On the public repository where TelosTax now lives, I’m listed as the “author” of the app’s 234,000 lines of code, despite the fact that I did not write even one of those lines. I asked my new robot friend, Claude Code, the AI that wrote the whole thing, how long it would have taken a human to do the job.
“Without AI assistance,” Claude said, “I’d estimate 2-3 years for one person with the right skills.”
At first, that flattering response made me marvel that I had built something this complicated in just a few weeks.
But then it filled me with dread, because it hinted at the obvious limitations of using these tools without the proper training in coding or tax law.

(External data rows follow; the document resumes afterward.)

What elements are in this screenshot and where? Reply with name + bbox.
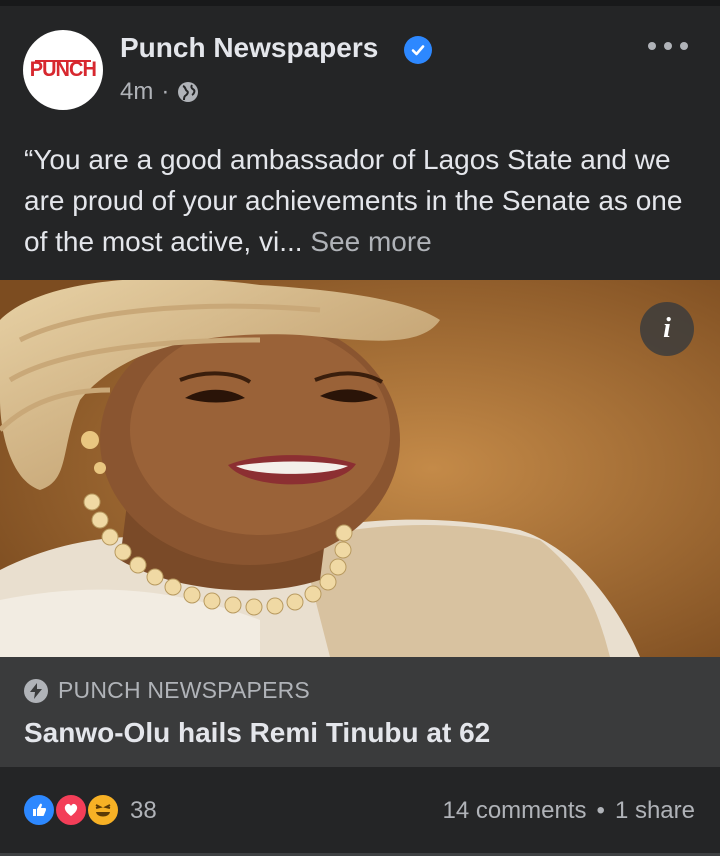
page-avatar[interactable]: PUNCH <box>23 30 103 110</box>
link-source-label: PUNCH NEWSPAPERS <box>58 677 310 703</box>
engagement-summary: 14 comments • 1 share <box>442 797 695 825</box>
reaction-count[interactable]: 38 <box>130 797 157 825</box>
comments-count[interactable]: 14 comments <box>442 797 586 824</box>
reaction-icons[interactable] <box>22 793 126 827</box>
haha-icon <box>86 793 120 827</box>
shares-count[interactable]: 1 share <box>615 797 695 824</box>
verified-badge-icon <box>404 36 432 64</box>
link-source: PUNCH NEWSPAPERS <box>24 677 310 704</box>
see-more-link[interactable]: See more <box>310 226 431 257</box>
punch-logo: PUNCH <box>29 58 97 81</box>
more-dot <box>664 42 672 50</box>
more-dot <box>648 42 656 50</box>
more-options-icon[interactable] <box>648 34 688 58</box>
post-photo[interactable]: i <box>0 280 720 657</box>
post-text: “You are a good ambassador of Lagos Stat… <box>24 139 704 262</box>
post-meta: 4m · <box>120 78 199 106</box>
reactions-bar: 38 14 comments • 1 share <box>0 767 720 856</box>
page-name[interactable]: Punch Newspapers <box>120 32 378 64</box>
post-time[interactable]: 4m <box>120 78 153 106</box>
love-icon <box>54 793 88 827</box>
portrait-illustration <box>0 280 720 657</box>
engagement-bullet: • <box>596 797 605 824</box>
globe-icon <box>177 81 199 103</box>
post-header: PUNCH Punch Newspapers 4m · <box>0 6 720 116</box>
meta-separator: · <box>161 78 170 105</box>
more-dot <box>680 42 688 50</box>
link-headline[interactable]: Sanwo-Olu hails Remi Tinubu at 62 <box>24 717 490 749</box>
info-icon[interactable]: i <box>640 302 694 356</box>
link-preview-card[interactable]: PUNCH NEWSPAPERS Sanwo-Olu hails Remi Ti… <box>0 657 720 767</box>
instant-article-bolt-icon <box>24 678 48 703</box>
like-icon <box>22 793 56 827</box>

Two-hundred-thirty-four-thousand lines is a lot of code. Like good writing, good code is concise. The frontier AI models—Claude, GPT, Gemini—are trained to be useful and compliant, which makes them sycophantic. Did Claude actually build me a bloated, unmaintainable pastiche of features that proves the opposite of what I intended—that the big software companies have nothing to fear from vibe coding amateurs?
If the app holds up and works as advertised by Claude, I’ll never need to use TurboTax again. But the reverse could be true: maybe Claude, in its effort to please, created a Potemkin app that simply fooled me into thinking it was in the same league as a product designed by hundreds of engineers at a Fortune 500 company.
To help answer that question, I’m making the app public as a free open-source project so tax professionals and actual human coders can vet it. The idea behind this series is to explore two related issues:
Whether new AI-coding tools are really up to the task of replacing premium software
How journalists can use AI, which everyone seems to hate, for a positive public-interest goal
So consider TelosTax an experimental prototype and don’t use it to prepare your taxes unless your return is carefully reviewed by a professional. It’s possible Claude got everything wrong. If you’re a tax professional or programmer who would like to help stress-test the app, please email me at ryan@telos.news. But anyone can play around with it, dig into the code, and contribute to the project. You can check out the code and documentation on GitHub, and the app is now live at its new home: https://telostax.app. I’ll report back on how it holds up, and whether Intuit has anything to worry about.
The rest of this series is divided into four parts that track my own circuitous journey exploring these issues over the last month:
Part 1 (Today): How Intuit Killed Direct File — The story of Intuit’s attack on a popular program—and how the Trump administration gave the company everything it wanted
Part 2 (Wed): Why Everyone Hates AI — To build my own bespoke software, I had to confront my knee-jerk hostility to AI, which I had come to associate purely with slop and an impending jobs apocalypse—starting with journalism. I was wrong (mostly).
Part 3 (Thu): AI Comes for the Coders — A look at how coders have navigated the end of coding and the lessons that journalists—and every other white-collar profession—can learn from them
Part 4 (Fri): The AI Rabbit Hole — My own weird experience falling down the rabbit hole of AI-coding to build a tax app
It’s been a fun ride, and I’m glad to finally get to share all of the details with you.
Part 1: How Intuit Killed Direct File

Why we can’t have nice things (tax-filing edition)
Intuit’s invasive privacy policies sent me on an odyssey to understand how the hell they get away with this. The simple answers are: money and Trump.
Since 2015, Intuit has spent $33 million on an influence campaign in Washington, D.C., to make it more expensive for Americans to file their taxes. The company’s number one goal, as laid out in lobbying disclosures and SEC filings, was to stop the federal government from providing a free, simple tax-filing system.